Yayıncı, bir “özellik”ten söz etse, mesela, “işkenceci”, “korkak”, “alçak”, “serseri”, “homoseksüel”, “esrarkeş”, “fahişe”, “ayı” dese, bunlar birer kötü huy veya özelliği belirtmeleri sebebiyle, sövme suçunu oluştururlar. Ayrıca, söylenen söz ilgilinin bedeni bir arızasına da ilişkin olabilir. Bir kimse hakkında "şaşı", "topal", "kambur", "sarsak", "kel" demek veya ruhi ve bedeni bir hastalık yüklemek yahut gerçek dışı olarak belirli bir din veya ırkın üyesi olarak açıklamak da sövmedir. Bunun gibi, saldırıya uğrayan kişiye bir olay yöneltilmekle beraber, bunu açıklayacak tamamlayıcı unsurlar belirtilmemişse, yine sövme söz konusu olur. Mesela bir kimse hakkında "katil", "hırsız", "dolandırıcı" gibi sözlerin söylenmesi halinde, her ne kadar ortada yasadışı bir davranışla suçlamak varsa da, bu davranış, “şunu öldürdün, şurada, şunun parasını çaldın” gibi belirli ve özel olmadığı için sövmedir.

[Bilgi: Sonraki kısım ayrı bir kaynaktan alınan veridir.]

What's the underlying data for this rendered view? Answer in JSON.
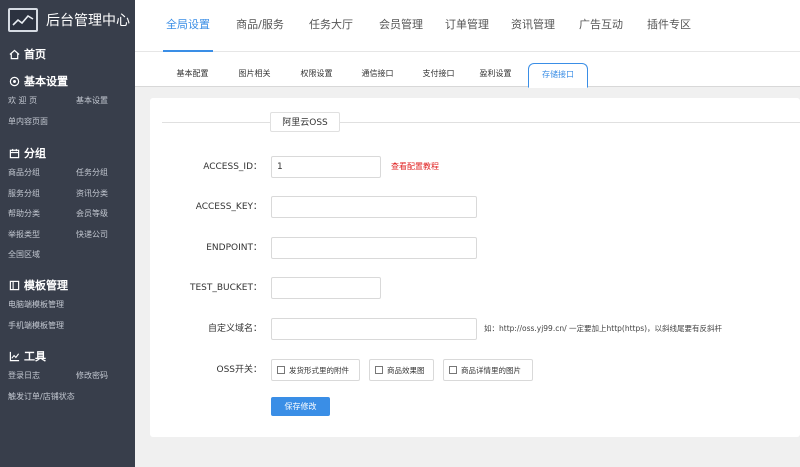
{
  "brand": {
    "title": "后台管理中心",
    "icon": "monitor-chart-icon"
  },
  "sidebar": {
    "sections": [
      {
        "title": "首页",
        "icon": "home-icon",
        "items": []
      },
      {
        "title": "基本设置",
        "icon": "settings-icon",
        "items": [
          "欢 迎 页",
          "基本设置",
          "单内容页面"
        ]
      },
      {
        "title": "分组",
        "icon": "calendar-icon",
        "items": [
          "商品分组",
          "任务分组",
          "服务分组",
          "资讯分类",
          "帮助分类",
          "会员等级",
          "举报类型",
          "快递公司",
          "全国区域"
        ]
      },
      {
        "title": "模板管理",
        "icon": "template-icon",
        "items": [
          "电脑端模板管理",
          "手机端模板管理"
        ]
      },
      {
        "title": "工具",
        "icon": "chart-icon",
        "items": [
          "登录日志",
          "修改密码",
          "触发订单/店铺状态"
        ]
      }
    ]
  },
  "topnav": {
    "items": [
      "全局设置",
      "商品/服务",
      "任务大厅",
      "会员管理",
      "订单管理",
      "资讯管理",
      "广告互动",
      "插件专区"
    ],
    "active_index": 0
  },
  "subtabs": {
    "items": [
      "基本配置",
      "图片相关",
      "权限设置",
      "通信接口",
      "支付接口",
      "盈利设置",
      "存储接口"
    ],
    "active_index": 6
  },
  "form": {
    "legend": "阿里云OSS",
    "access_id": {
      "label": "ACCESS_ID：",
      "value": "1",
      "help": "查看配置教程"
    },
    "access_key": {
      "label": "ACCESS_KEY：",
      "value": ""
    },
    "endpoint": {
      "label": "ENDPOINT：",
      "value": ""
    },
    "test_bucket": {
      "label": "TEST_BUCKET：",
      "value": ""
    },
    "custom_domain": {
      "label": "自定义域名：",
      "value": "",
      "hint": "如：http://oss.yj99.cn/ 一定要加上http(https)，以斜线尾要有反斜杆"
    },
    "oss_switch": {
      "label": "OSS开关：",
      "options": [
        "发货形式里的附件",
        "商品效果图",
        "商品详情里的图片"
      ]
    },
    "save_label": "保存修改"
  },
  "colors": {
    "accent": "#3a8ee6",
    "sidebar_bg": "#383e4b",
    "error": "#e02020"
  }
}
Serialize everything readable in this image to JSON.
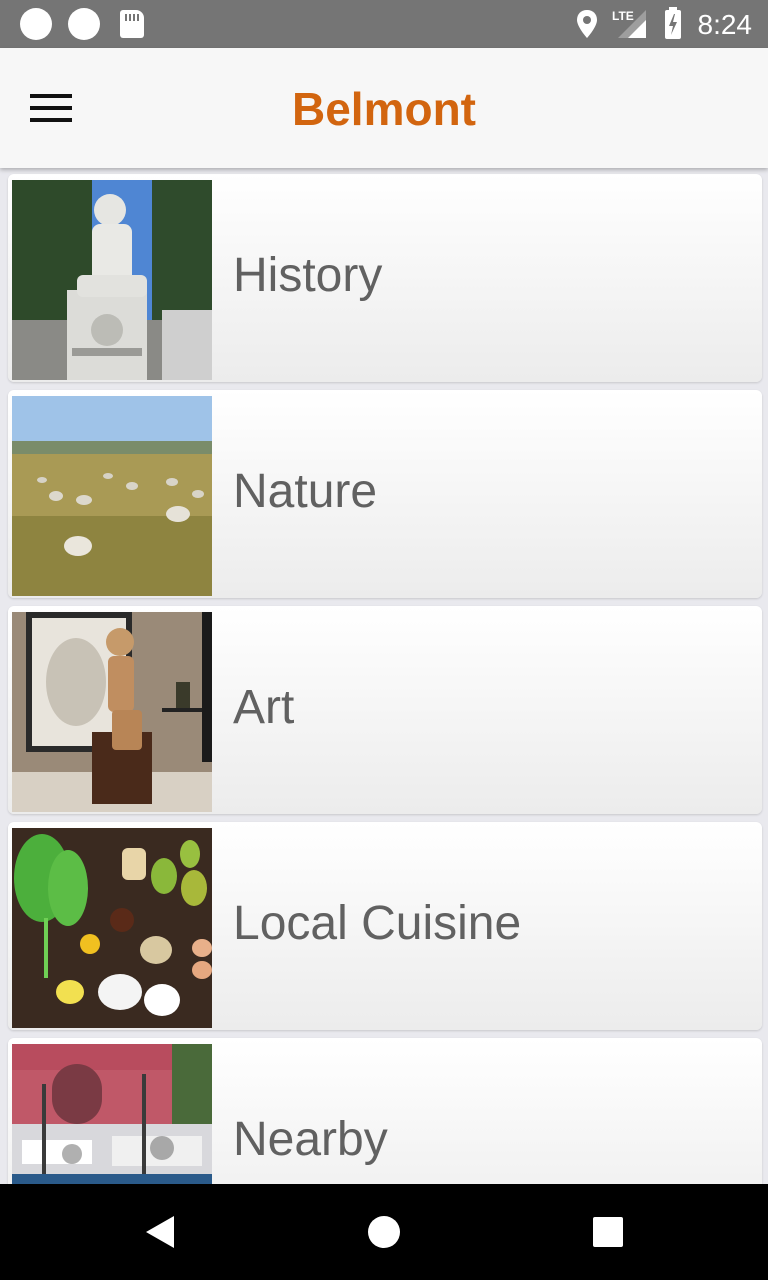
{
  "status_bar": {
    "time": "8:24",
    "network": "LTE",
    "icons": [
      "notification-dot",
      "notification-dot",
      "sd-card",
      "location",
      "lte-signal",
      "battery-charging"
    ]
  },
  "app_bar": {
    "title": "Belmont",
    "title_color": "#d2650f",
    "menu_icon": "hamburger-menu"
  },
  "categories": [
    {
      "label": "History",
      "image": "marble statue at cemetery"
    },
    {
      "label": "Nature",
      "image": "sheep grazing in field"
    },
    {
      "label": "Art",
      "image": "sculpture of seated girl in gallery"
    },
    {
      "label": "Local Cuisine",
      "image": "pears, greens and ingredients on table"
    },
    {
      "label": "Nearby",
      "image": "harbor with boats"
    }
  ],
  "nav_bar": {
    "buttons": [
      "back",
      "home",
      "recents"
    ]
  }
}
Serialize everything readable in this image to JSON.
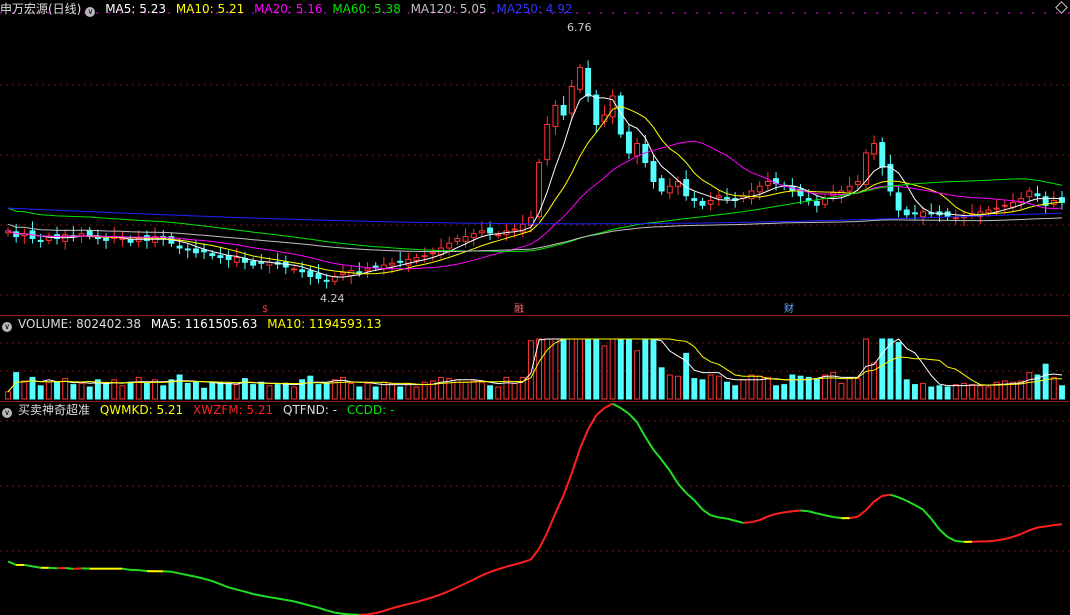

Hakaret hakkında yaptığımız açıklamalar, sövme konusunda da geçerli olacağından, sövmenin de açık yahut üstü kapalı yapılabileceğini belirtmemiz gerekir. Örneğin, bir kimseye bir parça ot göstererek “ye” demek, bir profesöre “uçmuş” olduğunu söylemek, bir futbolcuya “top” göstererek “sen böylesin” demek gizlice sövme teşkil eder. Bunun gibi, “dolandırıcı mı, sapık mı, rüşvet kokusu mu alıyorum” şeklinde soru sormak, şüphe yöneltmek, olumsuz sözler söylemek, adamı gülünç duruma sokacak şekilde kendisiyle alay etmek, kişinin ismini bir maymun veya köpeğe takmak ve tüm bunları yayınlamak sövmedir.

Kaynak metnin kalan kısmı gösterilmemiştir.